Il Paese ha bisogno di preservare il valore della disciplina fiscale ma deve uscire in fretta dalla percezione di una linea di politica economica filo-tedesca (hai peccato, devi soffrire) per riuscire a coniugare finalmente rigore e crescita in nome dell’interesse italiano, investendo organicamente sul talento dei suoi giovani e sulle forze sane della sua economia. Non c’è altra via per uscire dal circolo vizioso in cui ci siamo infilati e recuperare un tasso di crescita che ci consenta, tra l’altro, di pagare almeno una parte dei nostri debiti. Ai giovani si deve spiegare che molti dei lavori impiegatizi di una volta sono spariti per sempre ma si deve essere anche in grado di assicurare le risorse finanziarie e le capacità tecniche per guidarli in un mondo diverso dove sopravvivono lavori manuali e esplodono quelli della progettazione e della nuova economia.
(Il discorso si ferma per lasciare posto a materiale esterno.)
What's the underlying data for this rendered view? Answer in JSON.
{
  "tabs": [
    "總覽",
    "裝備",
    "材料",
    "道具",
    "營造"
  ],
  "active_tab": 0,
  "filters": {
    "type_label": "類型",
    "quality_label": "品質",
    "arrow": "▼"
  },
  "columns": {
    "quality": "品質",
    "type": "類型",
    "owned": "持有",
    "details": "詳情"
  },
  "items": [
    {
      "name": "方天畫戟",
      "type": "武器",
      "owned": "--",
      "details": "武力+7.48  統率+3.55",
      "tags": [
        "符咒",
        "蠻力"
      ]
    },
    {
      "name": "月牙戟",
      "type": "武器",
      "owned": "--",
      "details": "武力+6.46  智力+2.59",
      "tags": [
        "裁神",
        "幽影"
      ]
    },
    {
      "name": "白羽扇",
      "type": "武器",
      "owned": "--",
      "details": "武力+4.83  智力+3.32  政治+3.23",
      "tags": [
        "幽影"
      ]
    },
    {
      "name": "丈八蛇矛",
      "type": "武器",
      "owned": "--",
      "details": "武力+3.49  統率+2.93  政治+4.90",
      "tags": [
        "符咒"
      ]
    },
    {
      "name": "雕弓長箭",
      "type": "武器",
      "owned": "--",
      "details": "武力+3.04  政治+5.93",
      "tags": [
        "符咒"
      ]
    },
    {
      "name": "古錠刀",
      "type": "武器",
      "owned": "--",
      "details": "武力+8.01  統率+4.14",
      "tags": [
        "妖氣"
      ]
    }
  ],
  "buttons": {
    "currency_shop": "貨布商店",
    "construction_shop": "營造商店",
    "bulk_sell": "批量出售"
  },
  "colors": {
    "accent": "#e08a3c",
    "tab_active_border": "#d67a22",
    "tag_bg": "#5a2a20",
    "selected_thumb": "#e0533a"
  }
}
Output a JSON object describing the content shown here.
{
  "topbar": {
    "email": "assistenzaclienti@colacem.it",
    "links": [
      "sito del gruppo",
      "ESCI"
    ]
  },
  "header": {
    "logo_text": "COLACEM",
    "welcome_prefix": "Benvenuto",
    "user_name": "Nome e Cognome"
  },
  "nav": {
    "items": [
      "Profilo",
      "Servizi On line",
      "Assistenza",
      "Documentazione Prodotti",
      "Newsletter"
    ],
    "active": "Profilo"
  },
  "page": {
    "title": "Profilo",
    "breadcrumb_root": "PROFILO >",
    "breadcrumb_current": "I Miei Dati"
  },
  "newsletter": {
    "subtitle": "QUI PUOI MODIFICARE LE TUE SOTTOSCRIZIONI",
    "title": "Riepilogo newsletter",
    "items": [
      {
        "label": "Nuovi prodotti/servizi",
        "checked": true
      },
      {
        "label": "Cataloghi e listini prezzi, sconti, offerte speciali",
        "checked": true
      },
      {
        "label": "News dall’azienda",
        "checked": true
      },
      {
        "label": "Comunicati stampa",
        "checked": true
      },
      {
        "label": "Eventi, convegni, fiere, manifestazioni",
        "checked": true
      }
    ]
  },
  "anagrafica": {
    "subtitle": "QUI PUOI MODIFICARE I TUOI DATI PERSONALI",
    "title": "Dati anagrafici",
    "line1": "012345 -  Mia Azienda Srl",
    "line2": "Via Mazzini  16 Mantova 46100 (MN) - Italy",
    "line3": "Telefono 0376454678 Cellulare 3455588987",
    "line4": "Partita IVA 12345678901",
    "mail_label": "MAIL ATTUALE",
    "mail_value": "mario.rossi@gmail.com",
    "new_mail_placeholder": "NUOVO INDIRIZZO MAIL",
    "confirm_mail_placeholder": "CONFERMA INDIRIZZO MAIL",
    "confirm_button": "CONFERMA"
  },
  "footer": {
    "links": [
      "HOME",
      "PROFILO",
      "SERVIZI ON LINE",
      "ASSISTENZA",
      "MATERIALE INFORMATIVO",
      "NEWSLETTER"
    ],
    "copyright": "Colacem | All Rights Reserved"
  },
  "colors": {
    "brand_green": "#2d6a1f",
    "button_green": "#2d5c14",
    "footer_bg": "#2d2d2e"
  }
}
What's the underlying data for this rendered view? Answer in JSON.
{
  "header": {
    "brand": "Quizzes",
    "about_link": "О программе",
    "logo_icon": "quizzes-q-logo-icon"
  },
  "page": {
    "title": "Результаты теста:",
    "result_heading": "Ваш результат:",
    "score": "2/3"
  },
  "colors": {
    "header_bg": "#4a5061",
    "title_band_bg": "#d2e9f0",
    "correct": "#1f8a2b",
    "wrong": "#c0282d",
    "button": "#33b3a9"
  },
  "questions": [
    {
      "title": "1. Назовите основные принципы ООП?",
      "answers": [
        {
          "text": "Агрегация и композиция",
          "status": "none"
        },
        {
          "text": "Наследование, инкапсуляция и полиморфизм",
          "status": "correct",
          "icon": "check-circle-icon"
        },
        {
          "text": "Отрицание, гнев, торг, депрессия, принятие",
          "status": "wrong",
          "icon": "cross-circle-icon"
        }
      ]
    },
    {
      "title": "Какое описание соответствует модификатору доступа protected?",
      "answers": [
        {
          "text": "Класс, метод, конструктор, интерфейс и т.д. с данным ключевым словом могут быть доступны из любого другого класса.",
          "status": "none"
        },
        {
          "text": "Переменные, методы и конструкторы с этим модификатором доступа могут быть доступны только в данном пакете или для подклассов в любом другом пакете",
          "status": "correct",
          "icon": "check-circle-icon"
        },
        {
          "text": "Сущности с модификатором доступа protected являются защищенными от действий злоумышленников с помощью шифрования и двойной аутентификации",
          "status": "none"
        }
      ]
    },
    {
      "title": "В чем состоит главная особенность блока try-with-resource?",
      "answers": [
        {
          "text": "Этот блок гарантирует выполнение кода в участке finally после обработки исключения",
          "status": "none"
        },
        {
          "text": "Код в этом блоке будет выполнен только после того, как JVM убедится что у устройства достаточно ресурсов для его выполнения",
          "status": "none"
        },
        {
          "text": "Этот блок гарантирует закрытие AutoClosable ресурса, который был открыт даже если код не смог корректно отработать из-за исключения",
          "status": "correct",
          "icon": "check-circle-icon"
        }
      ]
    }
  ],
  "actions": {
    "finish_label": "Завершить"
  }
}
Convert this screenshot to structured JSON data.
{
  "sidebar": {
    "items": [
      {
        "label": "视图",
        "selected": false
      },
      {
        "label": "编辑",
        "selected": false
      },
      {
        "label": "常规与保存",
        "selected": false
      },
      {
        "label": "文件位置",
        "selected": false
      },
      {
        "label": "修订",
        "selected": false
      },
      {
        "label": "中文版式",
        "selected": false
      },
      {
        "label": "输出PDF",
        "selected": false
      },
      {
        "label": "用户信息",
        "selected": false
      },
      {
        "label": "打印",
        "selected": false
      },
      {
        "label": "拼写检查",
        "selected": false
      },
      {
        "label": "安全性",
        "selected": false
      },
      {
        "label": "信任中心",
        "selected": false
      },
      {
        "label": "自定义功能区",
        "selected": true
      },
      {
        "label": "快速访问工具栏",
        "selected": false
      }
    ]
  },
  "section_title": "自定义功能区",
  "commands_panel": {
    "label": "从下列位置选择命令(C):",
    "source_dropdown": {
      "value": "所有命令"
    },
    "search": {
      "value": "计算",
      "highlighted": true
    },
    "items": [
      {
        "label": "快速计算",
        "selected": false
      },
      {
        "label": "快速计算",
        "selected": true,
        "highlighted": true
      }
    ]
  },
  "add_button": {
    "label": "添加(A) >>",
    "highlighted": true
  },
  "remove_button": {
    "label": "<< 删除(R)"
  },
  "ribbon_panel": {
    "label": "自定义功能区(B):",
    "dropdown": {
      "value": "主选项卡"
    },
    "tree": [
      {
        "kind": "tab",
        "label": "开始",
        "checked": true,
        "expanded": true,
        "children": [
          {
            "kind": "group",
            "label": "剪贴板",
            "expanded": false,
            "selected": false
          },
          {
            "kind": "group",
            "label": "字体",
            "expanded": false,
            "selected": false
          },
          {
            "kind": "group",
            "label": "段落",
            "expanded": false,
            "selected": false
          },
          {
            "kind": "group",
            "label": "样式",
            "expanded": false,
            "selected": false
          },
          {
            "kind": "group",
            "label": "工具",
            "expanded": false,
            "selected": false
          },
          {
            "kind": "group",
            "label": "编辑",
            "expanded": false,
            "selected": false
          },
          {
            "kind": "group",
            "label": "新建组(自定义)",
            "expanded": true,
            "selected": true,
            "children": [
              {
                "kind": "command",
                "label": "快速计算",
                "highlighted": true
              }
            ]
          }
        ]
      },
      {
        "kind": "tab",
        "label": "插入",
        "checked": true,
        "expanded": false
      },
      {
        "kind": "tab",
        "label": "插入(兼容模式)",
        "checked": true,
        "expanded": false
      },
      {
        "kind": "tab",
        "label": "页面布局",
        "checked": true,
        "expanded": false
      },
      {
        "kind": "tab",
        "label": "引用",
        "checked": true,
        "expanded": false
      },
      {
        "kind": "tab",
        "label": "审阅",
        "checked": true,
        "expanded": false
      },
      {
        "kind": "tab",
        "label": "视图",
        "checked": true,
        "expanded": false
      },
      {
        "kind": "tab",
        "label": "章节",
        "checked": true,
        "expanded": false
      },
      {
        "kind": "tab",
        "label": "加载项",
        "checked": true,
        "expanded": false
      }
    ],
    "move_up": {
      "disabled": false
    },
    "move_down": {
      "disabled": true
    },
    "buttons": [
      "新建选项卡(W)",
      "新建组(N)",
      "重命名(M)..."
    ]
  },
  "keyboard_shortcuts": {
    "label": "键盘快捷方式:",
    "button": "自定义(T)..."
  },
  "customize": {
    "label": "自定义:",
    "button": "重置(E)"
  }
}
Alle imprese bisogna chiedere di fare fino in fondo la propria parte, ma bisogna anche assicurare loro alcune certezze all’interno di un ginepraio di distorsioni che arriva a consentire impunemente allo Stato di non cominciare nemmeno ad onorare il pagamento di una parte dei suoi debiti. Porre condizioni di non ritorno per ridefinire il perimetro dello Stato, snellire e modernizzare la sua macchina amministrativa a favore dei cittadini e di tutti gli operatori economici, eliminare le vergognose noccioline della cattiva politica, ridurne sensibilmente i costi e assicurare una legge che possa estirpare per davvero la mala pianta della corruzione, completano un disegno organico di interventi che ponga finalmente al centro della sua azione lo sviluppo del Paese e il suo capitale dimenticato.
Per fare tutto questo, e nessuno può a cuor leggero sottrarsi a tale sfida obbligata, occorre uscire in fretta, molto in fretta, dalla tempesta perfetta del 25 febbraio assumendosi ognuno per la sua parte la quota di responsabilità che i cittadini elettori hanno loro attribuito con il proprio voto. Il Paese ha bisogno di un governo stabile che faccia le cose, lo esige quello che resta della sua economia reale, lo pretenda la politica da se stessa se non vuole tornare a lamentarsi di quella "dittatura" dei mercati e dello spread che si appalesa solo occupando il vuoto della (buona) politica.